Our newest Earth Science Erratics blogger, Erin Parker, is a teacher at an urban public high school in Wisconsin, who every semester is presented with the task of teaching “150 boisterous students” about earth science. In her first post, she describes an exercise aimed at teaching them about the sequence and tempo of geological history:

Today, I’ve handed out props with rough dates attached, and asked the class to physically arrange themselves in order of appearance in the fossil record- a stuffed black plague microbe stands in for the first life-forms; a plastic Buzz Lightyear represents modern humans…

Head over to find out how they do, and read Erin’s thoughts on the particular challenges of making geology interesting and relevant to students who may only be taking it as a science credit of last resort; something that is going to be a major theme of her posting.

I don’t know the answers, but I am certainly trying to make geology and oceanography come alive for my kids. My contributions to Earth Science Erratics will focus on my challenges and successes connecting students to earth science, and my own occasional sojourns into the realm of field geology.

School is where the vast majority of people get most of all the science education we’re ever going to get, but with the occasional awesome exception, blogging about teaching at this level is far less common than blogging about teaching at Universities. So we’re delighted to welcome Erin to Erratics, and the geoblogosphere, where we can all hear about, and learn from, her experiences. Please go and say hello!

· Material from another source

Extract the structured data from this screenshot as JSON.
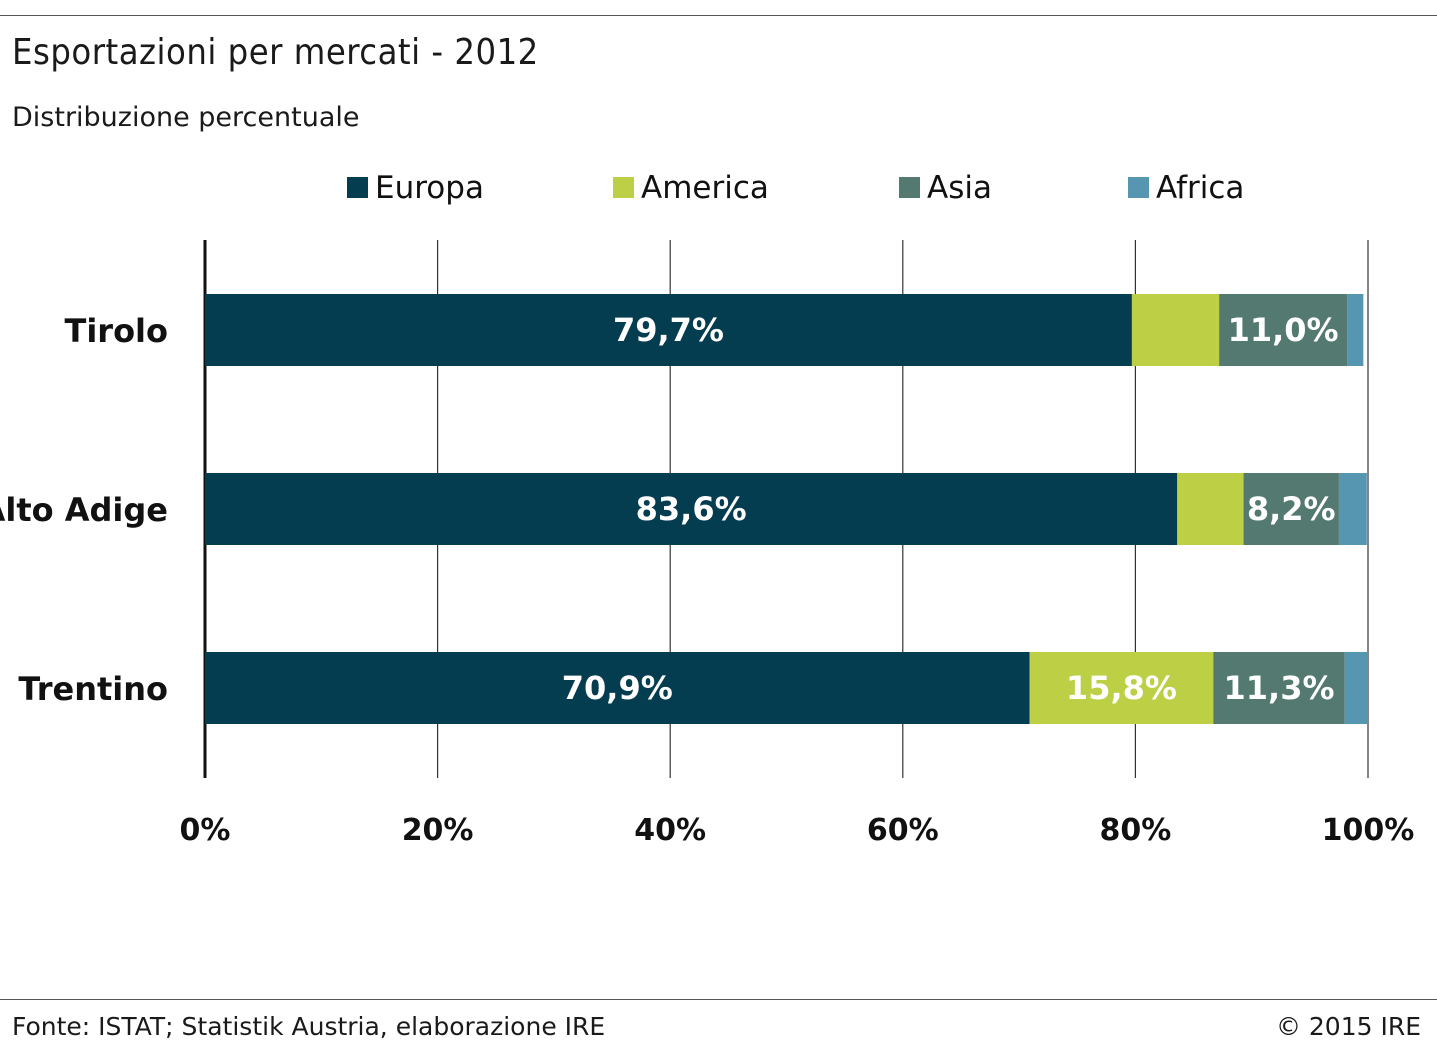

Categories: links, teaching

Comments (2)

  1. Julia says:

    *blush*

    Thanks for the heads-up. As you say, it’s not always that common to find educators blogging about high-school-level earth science. And often, teachers stick to the “edublogosphere” rather than heading out into the subject-specific realm.

  2. Don Strong says:

    Have you contemplated the fact that geology is actually more threatening to young earth believers than is evolution?